Sus pensamientos se dirigieron hacia Darwin mientras hacía cola ante la
ventanilla de la carrera de vapores. Mallory había sido uno de los primeros
partidarios de aquel hombre y lo apoyaba con pasión: consideraba que era una de las
grandes mentes de la época. Pero había terminado por sospechar que aquel solitario
lord, aunque sin duda agradecía el apoyo de Mallory, lo consideraba bastante vulgar.
Cuando se trataba de avanzar en su carrera profesional, Darwin no le resultaba muy
útil. Thomas Henry Huxley era el hombre que necesitaba para eso, un gran teórico
social además de consumado científico y orador.
En la cola que tenía Mallory a su derecha esperaba un tipo encopetado, ataviado
con las apagadas galas de la City y el ejemplar del día de Vida deportiva metido bajo
un codo inmaculado. Mallory contempló cómo se acercaba a la ventanilla y colocaba
una apuesta de cien libras por un caballo llamado Orgullo de Alexandra.
—Diez libras por el Céfiro, ganador —dijo Mallory al empleado que se ocupaba
de las apuestas en la ventanilla de vapores, y luego le entregó un billete de cinco
libras y cinco de una. Mientras el dependiente perforaba metódicamente la apuesta,
Mallory estudió las probabilidades dispuestas en quinobloques encima y detrás del
satinado mármol falso del mostrador, que era en realidad de cartón piedra. Vio que
los favoritos eran los franceses, con el Vulcan de la Compagnie Générale de Traction.

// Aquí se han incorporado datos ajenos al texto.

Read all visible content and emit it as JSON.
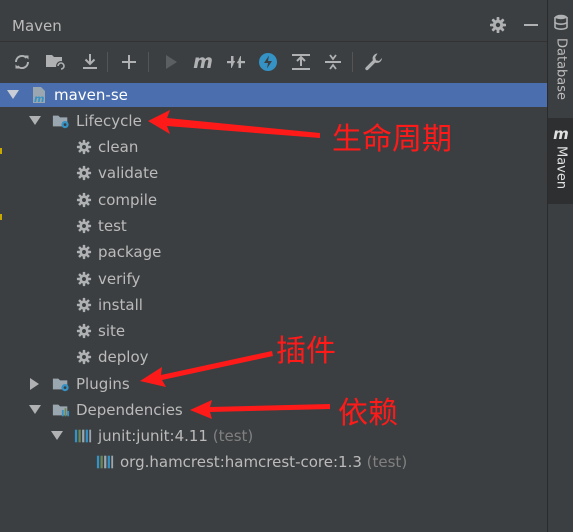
{
  "window": {
    "title": "Maven"
  },
  "side_tabs": [
    {
      "label": "Database",
      "icon": "database-icon"
    },
    {
      "label": "Maven",
      "icon": "maven-m-icon"
    }
  ],
  "toolbar": [
    "reload-icon",
    "add-maven-project-icon",
    "download-sources-icon",
    "plus-icon",
    "run-icon",
    "execute-goal-icon",
    "toggle-offline-icon",
    "skip-tests-icon",
    "show-dependencies-icon",
    "collapse-all-icon",
    "settings-wrench-icon"
  ],
  "tree": {
    "project": "maven-se",
    "lifecycle": {
      "label": "Lifecycle",
      "goals": [
        "clean",
        "validate",
        "compile",
        "test",
        "package",
        "verify",
        "install",
        "site",
        "deploy"
      ]
    },
    "plugins": {
      "label": "Plugins"
    },
    "dependencies": {
      "label": "Dependencies",
      "items": [
        {
          "name": "junit:junit:4.11",
          "scope": "(test)"
        },
        {
          "name": "org.hamcrest:hamcrest-core:1.3",
          "scope": "(test)"
        }
      ]
    }
  },
  "annotations": {
    "lifecycle": "生命周期",
    "plugins": "插件",
    "dependencies": "依赖"
  },
  "colors": {
    "background": "#3c3f41",
    "selection": "#4b6eaf",
    "annotation": "#ff1a1a",
    "folder": "#9aa7b0",
    "maven_blue": "#3592c4"
  }
}
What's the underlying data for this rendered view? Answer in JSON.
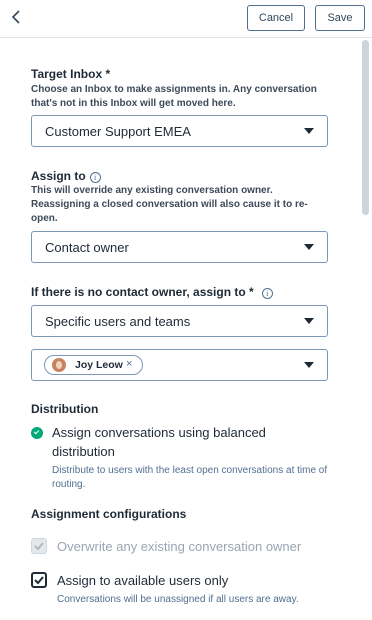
{
  "toolbar": {
    "cancel_label": "Cancel",
    "save_label": "Save"
  },
  "target_inbox": {
    "label": "Target Inbox *",
    "description": "Choose an Inbox to make assignments in. Any conversation that's not in this Inbox will get moved here.",
    "selected": "Customer Support EMEA"
  },
  "assign_to": {
    "label": "Assign to",
    "description": "This will override any existing conversation owner. Reassigning a closed conversation will also cause it to re-open.",
    "selected": "Contact owner"
  },
  "fallback": {
    "label": "If there is no contact owner, assign to *",
    "selected": "Specific users and teams",
    "users": [
      {
        "name": "Joy Leow"
      }
    ],
    "remove_glyph": "×"
  },
  "distribution": {
    "label": "Distribution",
    "option_label": "Assign conversations using balanced distribution",
    "option_description": "Distribute to users with the least open conversations at time of routing."
  },
  "assignment_configurations": {
    "label": "Assignment configurations",
    "overwrite_label": "Overwrite any existing conversation owner",
    "overwrite_checked": true,
    "overwrite_disabled": true,
    "available_label": "Assign to available users only",
    "available_checked": true,
    "available_description": "Conversations will be unassigned if all users are away."
  },
  "colors": {
    "accent": "#00a878",
    "text": "#33475b",
    "border": "#7c98b6"
  },
  "icons": {
    "back": "chevron-left-icon",
    "info": "info-icon",
    "caret": "caret-down-icon"
  }
}
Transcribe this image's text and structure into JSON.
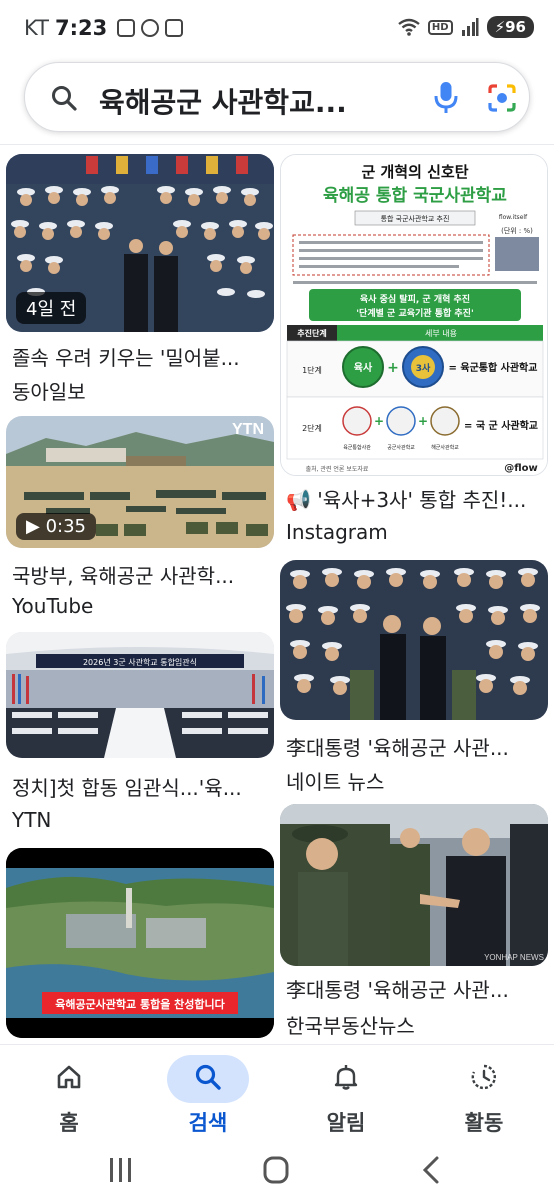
{
  "status_bar": {
    "carrier": "KT",
    "time": "7:23",
    "hd": "HD",
    "battery": "96"
  },
  "search": {
    "query": "육해공군 사관학교...",
    "icons": [
      "search-icon",
      "mic-icon",
      "lens-icon"
    ]
  },
  "results": [
    {
      "id": "r1",
      "caption": "졸속 우려 키우는 '밀어붙...",
      "source": "동아일보",
      "badge": "4일 전"
    },
    {
      "id": "r2",
      "caption": "'육사+3사' 통합 추진!...",
      "source": "Instagram",
      "headline1": "군 개혁의 신호탄",
      "headline2": "육해공 통합 국군사관학교",
      "subhead": "통합 국군사관학교 추진",
      "unit": "(단위 : %)",
      "flow_tag": "flow.itself",
      "flow_logo": "@flow",
      "green_banner1": "육사 중심 탈피, 군 개혁 추진",
      "green_banner2": "'단계별 군 교육기관 통합 추진'",
      "table_header1": "추진단계",
      "table_header2": "세부 내용",
      "stage1": "1단계",
      "stage2": "2단계",
      "stage1_result": "= 육군통합 사관학교",
      "stage2_result": "= 국 군 사관학교",
      "emblem1": "육사",
      "emblem2": "3사",
      "label_a": "육군통합사관",
      "label_b": "공군사관학교",
      "label_c": "해군사관학교",
      "footer": "출처, 관련 언론 보도자료"
    },
    {
      "id": "r3",
      "caption": "국방부, 육해공군 사관학...",
      "source": "YouTube",
      "badge": "0:35",
      "watermark": "YTN"
    },
    {
      "id": "r4",
      "caption": "李대통령 '육해공군 사관...",
      "source": "네이트 뉴스"
    },
    {
      "id": "r5",
      "caption": "정치]첫 합동 임관식...'육...",
      "source": "YTN",
      "stage_banner": "2026년 3군 사관학교 통합임관식"
    },
    {
      "id": "r6",
      "caption": "李대통령 '육해공군 사관...",
      "source": "한국부동산뉴스",
      "watermark": "YONHAP NEWS"
    },
    {
      "id": "r7",
      "red_banner": "육해공군사관학교 통합을 찬성합니다"
    }
  ],
  "bottom_nav": {
    "items": [
      {
        "label": "홈",
        "icon": "home-icon",
        "active": false
      },
      {
        "label": "검색",
        "icon": "search-icon",
        "active": true
      },
      {
        "label": "알림",
        "icon": "bell-icon",
        "active": false
      },
      {
        "label": "활동",
        "icon": "activity-icon",
        "active": false
      }
    ]
  },
  "system_nav": {
    "icons": [
      "recents-icon",
      "home-circle-icon",
      "back-icon"
    ]
  },
  "colors": {
    "accent_blue": "#0b57d0",
    "active_pill": "#d3e3fd",
    "red_banner": "#e8262b",
    "green_banner": "#2e9e45"
  }
}
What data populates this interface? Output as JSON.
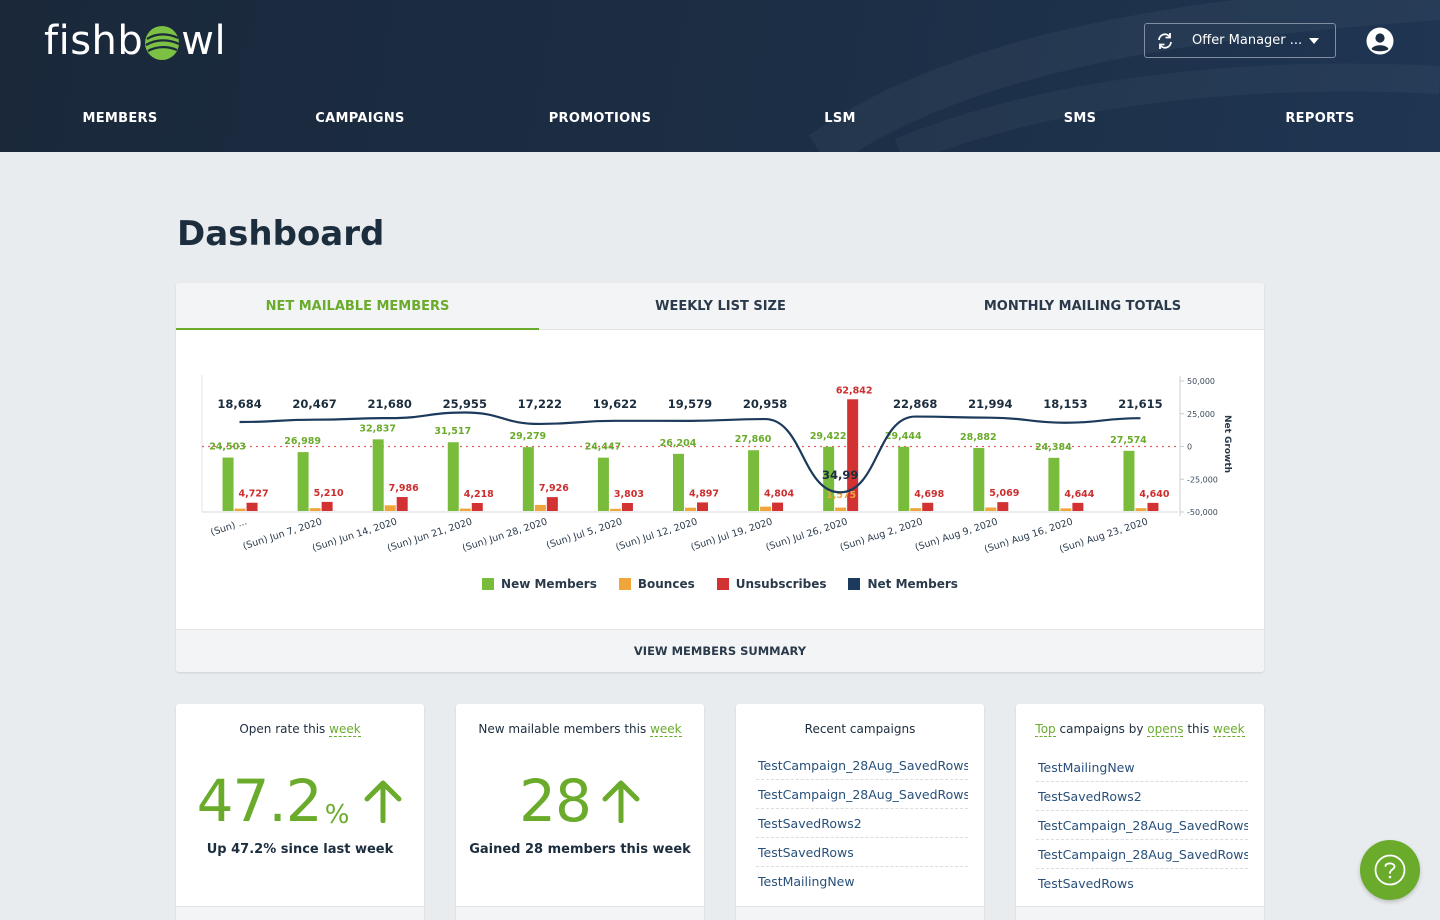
{
  "header": {
    "logo_text_left": "fishb",
    "logo_text_right": "wl",
    "account_selector": "Offer Manager ...",
    "icons": {
      "sync": "refresh-icon",
      "caret": "caret-down-icon",
      "user": "user-circle-icon"
    }
  },
  "nav": [
    "MEMBERS",
    "CAMPAIGNS",
    "PROMOTIONS",
    "LSM",
    "SMS",
    "REPORTS"
  ],
  "page_title": "Dashboard",
  "tabs": [
    "NET MAILABLE MEMBERS",
    "WEEKLY LIST SIZE",
    "MONTHLY MAILING TOTALS"
  ],
  "active_tab": "NET MAILABLE MEMBERS",
  "colors": {
    "accent": "#6aab2c",
    "new_members": "#79bc3c",
    "bounces": "#f0a53c",
    "unsubscribes": "#d23232",
    "net_members": "#1b3a5c"
  },
  "chart_data": {
    "type": "bar",
    "categories": [
      "(Sun) ...",
      "(Sun) Jun 7, 2020",
      "(Sun) Jun 14, 2020",
      "(Sun) Jun 21, 2020",
      "(Sun) Jun 28, 2020",
      "(Sun) Jul 5, 2020",
      "(Sun) Jul 12, 2020",
      "(Sun) Jul 19, 2020",
      "(Sun) Jul 26, 2020",
      "(Sun) Aug 2, 2020",
      "(Sun) Aug 9, 2020",
      "(Sun) Aug 16, 2020",
      "(Sun) Aug 23, 2020"
    ],
    "series": [
      {
        "name": "New Members",
        "type": "bar",
        "values": [
          24503,
          26989,
          32837,
          31517,
          29279,
          24447,
          26204,
          27860,
          29422,
          29444,
          28882,
          24384,
          27574
        ]
      },
      {
        "name": "Bounces",
        "type": "bar",
        "values": [
          1100,
          1300,
          2600,
          1100,
          2800,
          1000,
          1500,
          2000,
          1575,
          1300,
          1600,
          1200,
          1300
        ]
      },
      {
        "name": "Unsubscribes",
        "type": "bar",
        "values": [
          4727,
          5210,
          7986,
          4218,
          7926,
          3803,
          4897,
          4804,
          62842,
          4698,
          5069,
          4644,
          4640
        ]
      },
      {
        "name": "Net Members",
        "type": "line",
        "axis": "right",
        "values": [
          18684,
          20467,
          21680,
          25955,
          17222,
          19622,
          19579,
          20958,
          -34996,
          22868,
          21994,
          18153,
          21615
        ]
      }
    ],
    "bounce_labels": {
      "8": "1,575"
    },
    "net_label_override": {
      "8": "34,99"
    },
    "y2_ticks": [
      "50,000",
      "25,000",
      "0",
      "-25,000",
      "-50,000"
    ],
    "y2label": "Net Growth",
    "y2lim": [
      -50000,
      50000
    ],
    "legend_position": "bottom"
  },
  "legend": [
    "New Members",
    "Bounces",
    "Unsubscribes",
    "Net Members"
  ],
  "view_summary": "VIEW MEMBERS SUMMARY",
  "widgets": {
    "open_rate": {
      "title_pre": "Open rate this",
      "title_link": "week",
      "value": "47.2",
      "unit": "%",
      "subtitle": "Up 47.2% since last week"
    },
    "new_members": {
      "title_pre": "New mailable members this",
      "title_link": "week",
      "value": "28",
      "subtitle": "Gained 28 members this week"
    },
    "recent_campaigns": {
      "title": "Recent campaigns",
      "items": [
        "TestCampaign_28Aug_SavedRows...",
        "TestCampaign_28Aug_SavedRows",
        "TestSavedRows2",
        "TestSavedRows",
        "TestMailingNew"
      ]
    },
    "top_campaigns": {
      "title_parts": [
        "Top",
        "campaigns by",
        "opens",
        "this",
        "week"
      ],
      "items": [
        "TestMailingNew",
        "TestSavedRows2",
        "TestCampaign_28Aug_SavedRows",
        "TestCampaign_28Aug_SavedRows...",
        "TestSavedRows"
      ]
    }
  },
  "help_icon": "question-circle-icon"
}
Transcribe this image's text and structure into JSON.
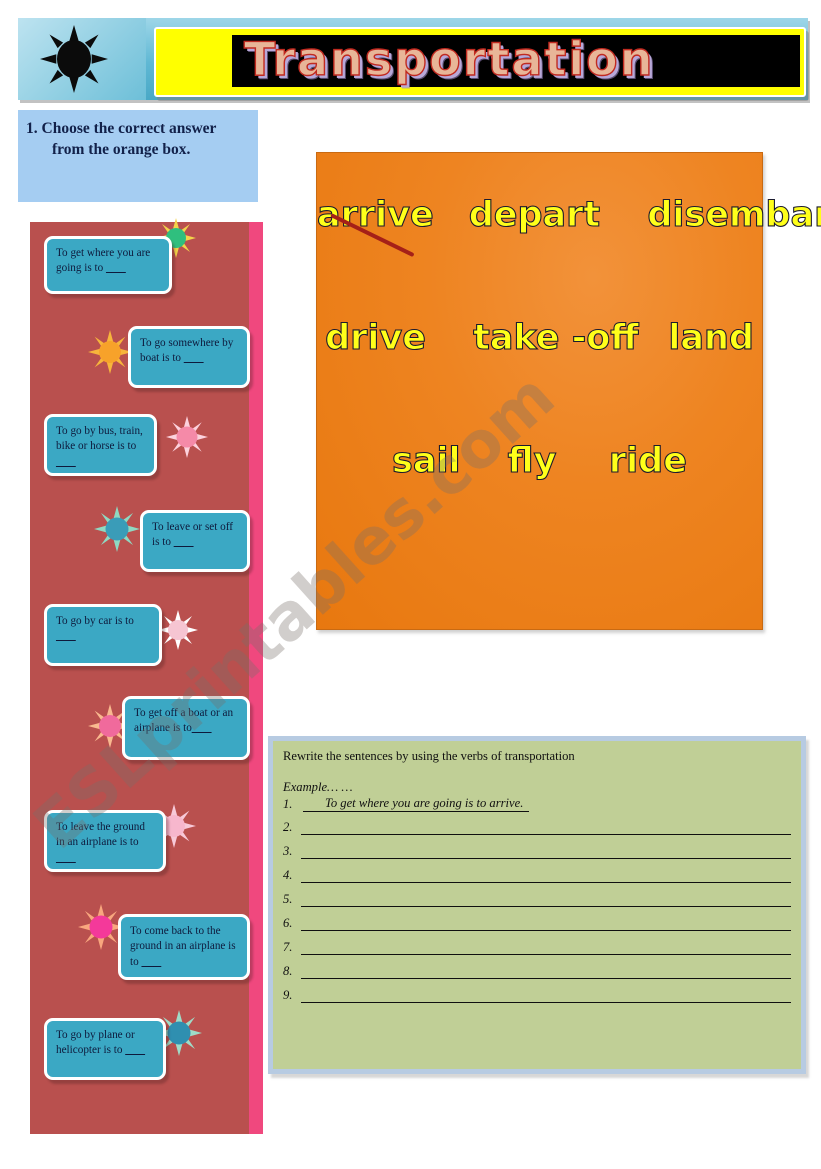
{
  "header": {
    "title": "Transportation",
    "sun_icon": "sun-icon"
  },
  "instruction": {
    "number": "1.",
    "text": "1.  Choose  the correct answer from the orange box."
  },
  "word_bank": {
    "rows": [
      "arrive  depart   disembark",
      "drive     take -off  land",
      "sail     fly   ride"
    ],
    "words": [
      "arrive",
      "depart",
      "disembark",
      "drive",
      "take -off",
      "land",
      "sail",
      "fly",
      "ride"
    ],
    "struck_word": "arrive"
  },
  "bubbles": [
    {
      "text": "To get where you are going is to ___",
      "sun_color": "#2fbf7e"
    },
    {
      "text": "To go somewhere by boat is to ___",
      "sun_color": "#f7a22a"
    },
    {
      "text": "To go by bus, train, bike or horse is to ___",
      "sun_color": "#f58aa8"
    },
    {
      "text": "To leave or set off is to ___",
      "sun_color": "#3a9cb8"
    },
    {
      "text": "To go by car is to ___",
      "sun_color": "#f6c5d2"
    },
    {
      "text": "To get off a boat or an airplane is to___",
      "sun_color": "#f06a9c"
    },
    {
      "text": "To leave the ground in an airplane is to ___",
      "sun_color": "#f7b7cd"
    },
    {
      "text": "To come back to the ground in an airplane is to ___",
      "sun_color": "#f4399a"
    },
    {
      "text": "To go by plane or helicopter is to ___",
      "sun_color": "#2f8fb0"
    }
  ],
  "exercise": {
    "instruction": "Rewrite the sentences by using the verbs of transportation",
    "example_label": "Example… …",
    "example_number": "1.",
    "example_answer": "To get where you are going is to arrive.",
    "line_numbers": [
      "2.",
      "3.",
      "4.",
      "5.",
      "6.",
      "7.",
      "8.",
      "9."
    ]
  },
  "watermark": {
    "text": "ESLprintables.com"
  },
  "colors": {
    "header_teal": "#5fb8d4",
    "banner_yellow": "#ffff00",
    "title_fill": "#e8b698",
    "title_outline": "#c12a20",
    "instruction_blue": "#a5cdf2",
    "rose_panel": "#b9504e",
    "rose_stripe": "#f0487e",
    "bubble_blue": "#3ba8c4",
    "bubble_accent": "#f7cf52",
    "orange_box": "#ee8421",
    "word_yellow": "#ffff1a",
    "strike_red": "#a52018",
    "green_box": "#c0cf96",
    "green_border": "#b7cbe2"
  }
}
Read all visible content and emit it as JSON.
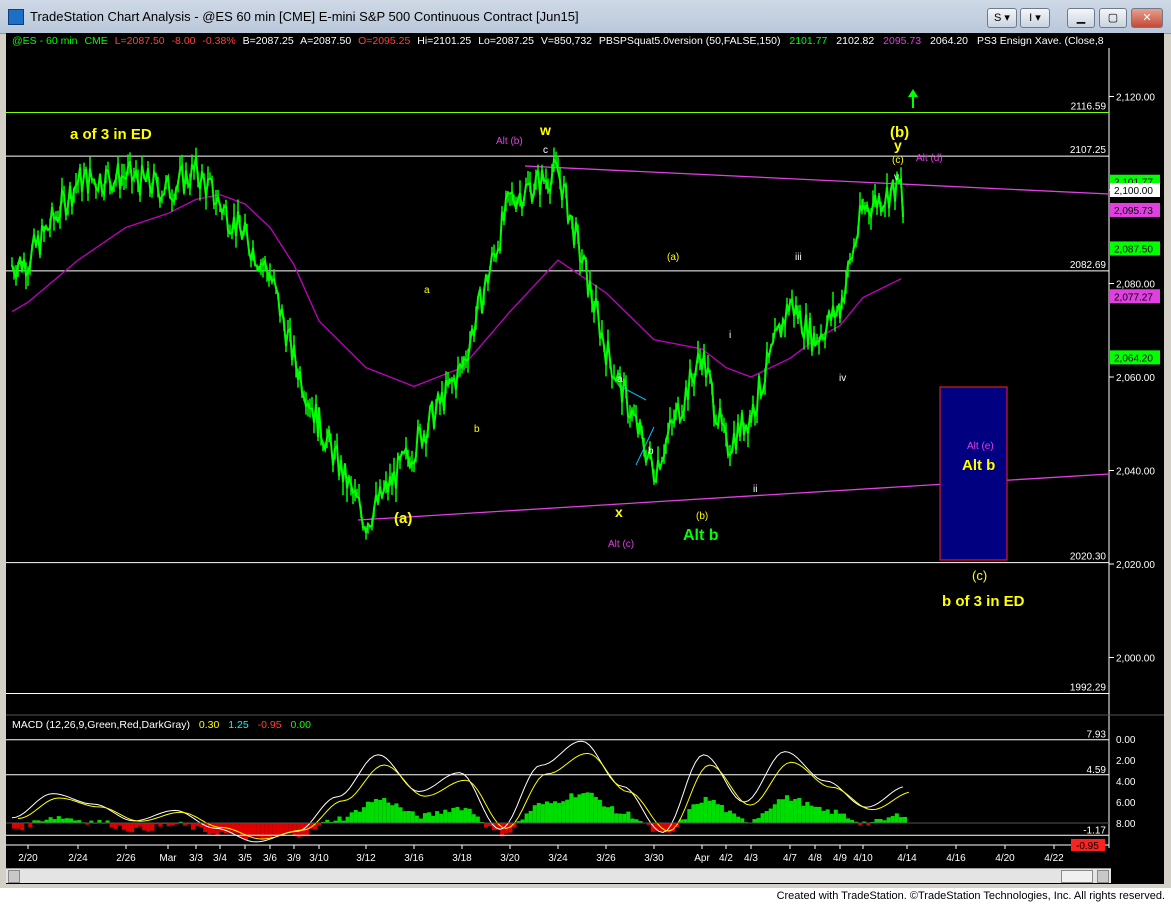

El conductor era un tal M. Raynal. Observó que el candidato italiano estaba en una
posición poco mejor que el Céfiro de Godwin. ¿Se había corrido la voz sobre las
bielas de prueba?
El empleado entregó a Mallory una endeble copia azul de la tarjeta que había
perforado.
—Muy bien, señor, gracias.
—Ya miraba más allá, al próximo cliente.
Mallory habló entonces.
—¿Acepta un cheque de un banco de la City?
—Desde luego, señor —respondió el empleado mientras enarcaba una ceja, como
si acabara de reparar en ese momento en la gorra y el abrigo de Mallory—, siempre
que lleven impresos su número de ciudadano.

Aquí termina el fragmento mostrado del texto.